Ao terceiro capítulo, Jonathan Wilson acrescenta ao seu rock clássico algumas incursões sobre o soft rock. As canções continuam belíssimas mas a sua desmedida ambição prega-lhe algumas rasteiras.

Parece que o senhor Wilson anda desgostoso de amores, e que escreveu Rare Birds para esconjurar demónios e lamber feridas. Saudamos a linda senhora que lhe quebrou o coração, pois do leito da sua dor nasceram belíssimas canções (soubéramos também nós transformar o fel da perda no mel da criação).

Desilusões amorosas à parte, avisemos, desde já, os leitores mais modernaços: Wilson continua a nutrir um profundo desprezo pela contemporaneidade (e encontramos poucas razões para o censurar). Mas enquanto Gentle Spirit e Fanfare estavam acantonados no rock clássico (aquela irrepetível idade de ouro que vai de ’67 a ’74), Wilson lembrou-se agora de escutar também os discos mais recentes da colecção dos seus pais, quando estes deixaram de ser hippies e se renderam ao soft rock dos Fleetwood Mac, ao rock operário da E-Street Band, à pop paranóica de Peter Gabriel ou mesmo, ó heresia!, ao melodismo açucarado dos Abba (sim, amigos- encontramos ecos de todas estas referências no multifacetado Rare Birds). Saudamos a renovação estilística: os singles “Over the Midnight” e “Loving You” são grandes canções, tipo War on Drugs mas em bom.

Não se pense, porém, que o rock mais velhinho ficou esquecido. Os Floyd e os Beatles projectam uma sombra demasiado grande para facilmente se lhes escapar, mesmo até quando se estilhaçaram em carreiras a solo (que o digam a guitarra arredondada de George Harrison e o lirismo conceptual de Roger Waters, intrusos mais do que bem-vindos por aqui). Invejosos, Neil Young e os Kinks também batem à porta. A todos Jonathan deixa entrar, mas com o devido respeito e parcimónia. Por mais citações a que recorra, Wilson é suficientemente sensato para soar sobretudo a Jonathan Wilson. E não há objectivo mais nobre para um criador do que soar a si próprio.

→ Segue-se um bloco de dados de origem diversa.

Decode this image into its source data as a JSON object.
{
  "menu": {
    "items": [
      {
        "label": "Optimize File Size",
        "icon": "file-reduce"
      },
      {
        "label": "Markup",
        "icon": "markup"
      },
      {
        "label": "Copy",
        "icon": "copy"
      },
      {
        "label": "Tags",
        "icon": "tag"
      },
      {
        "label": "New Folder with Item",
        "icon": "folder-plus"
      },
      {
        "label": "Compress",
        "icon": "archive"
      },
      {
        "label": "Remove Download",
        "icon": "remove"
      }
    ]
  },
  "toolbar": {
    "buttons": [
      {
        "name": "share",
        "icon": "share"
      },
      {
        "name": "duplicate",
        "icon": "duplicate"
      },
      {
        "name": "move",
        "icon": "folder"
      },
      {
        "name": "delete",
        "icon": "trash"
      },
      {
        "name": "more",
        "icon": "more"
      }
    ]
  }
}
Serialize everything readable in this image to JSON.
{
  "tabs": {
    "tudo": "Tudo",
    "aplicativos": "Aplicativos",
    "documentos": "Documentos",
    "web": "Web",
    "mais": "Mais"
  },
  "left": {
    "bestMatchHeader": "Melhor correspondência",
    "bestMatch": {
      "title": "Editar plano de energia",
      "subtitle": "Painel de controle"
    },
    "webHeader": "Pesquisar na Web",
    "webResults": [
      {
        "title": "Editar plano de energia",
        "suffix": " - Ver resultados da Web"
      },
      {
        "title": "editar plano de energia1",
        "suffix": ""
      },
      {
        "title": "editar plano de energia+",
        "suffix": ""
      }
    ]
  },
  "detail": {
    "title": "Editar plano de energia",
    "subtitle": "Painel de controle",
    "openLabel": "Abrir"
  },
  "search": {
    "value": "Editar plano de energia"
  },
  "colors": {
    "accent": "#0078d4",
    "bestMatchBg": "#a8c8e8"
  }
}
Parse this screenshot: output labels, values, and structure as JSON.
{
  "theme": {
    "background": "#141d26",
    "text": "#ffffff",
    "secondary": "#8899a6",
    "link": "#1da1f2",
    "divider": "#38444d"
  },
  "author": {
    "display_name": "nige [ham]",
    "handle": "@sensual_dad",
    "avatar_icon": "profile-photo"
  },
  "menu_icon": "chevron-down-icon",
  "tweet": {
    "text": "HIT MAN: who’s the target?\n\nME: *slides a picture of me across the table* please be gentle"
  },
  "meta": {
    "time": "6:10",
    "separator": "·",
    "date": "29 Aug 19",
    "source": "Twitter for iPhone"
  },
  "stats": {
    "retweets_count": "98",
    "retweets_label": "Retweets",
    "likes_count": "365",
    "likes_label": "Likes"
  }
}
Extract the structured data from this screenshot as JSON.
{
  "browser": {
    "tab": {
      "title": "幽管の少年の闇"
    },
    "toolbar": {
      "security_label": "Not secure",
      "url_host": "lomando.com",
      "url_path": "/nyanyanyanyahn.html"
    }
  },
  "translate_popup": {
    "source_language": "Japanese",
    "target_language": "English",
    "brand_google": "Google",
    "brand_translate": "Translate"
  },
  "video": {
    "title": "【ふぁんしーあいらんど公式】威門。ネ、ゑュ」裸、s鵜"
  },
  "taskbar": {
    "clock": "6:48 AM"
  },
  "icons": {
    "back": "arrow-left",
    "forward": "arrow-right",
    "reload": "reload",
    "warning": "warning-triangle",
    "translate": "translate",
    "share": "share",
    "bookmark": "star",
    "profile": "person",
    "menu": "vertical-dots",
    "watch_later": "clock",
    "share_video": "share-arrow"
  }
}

As melodias bonitas de Rare Birds seriam mais do que suficientes para nos encher a alma. Mas Wilson é guloso, quer sempre mais e mais, e por isso embrulhou as suas canções numa produção doentiamente perfeccionista, camadas sobre camadas sobre camadas, num festim luxuriante de sons de fazer inveja a Sgt. Peppers. Que Wilson use e abuse das pistas de gravação não nos incomoda: o seu bom gosto redime-o, e os nossos headphones agradecem. Onde a sua desmedida ambição o trai é no tamanho duracell das suas canções: que duram, e duram, e duram…

Nas baladas introspectivas do disco, sucede um vício semelhante: o tempo demasiado lento, os silêncios demasiado longos. Compreendemos perfeitamente que os desgostos amorosos do senhor Wilson convidem à lentidão melancólica e obsessiva ruminação (quem nunca pecou que atire a primeira neura). Mas a estética é senhora implacável, não quer de todo saber de atenuantes sentimentais. Se há lição elementar em matéria de gosto é justamente esta: quando a fatia é demasiada grossa, até o bolo mais delicioso do mundo acaba por enjoar.

Pudéramos nós ter uma tesoura mágica, cortando o que está aqui a mais. Pudéramos nós desbastar os “monos” de seis minutos, transformando-os em elegantes canções pop de três minutos. Pudéramos nós extirpar os silêncios excessivos e acelerar o metrónomo nas baladas. Então, Rare Birds seria uma obra-prima. E não apenas este óptimo disco.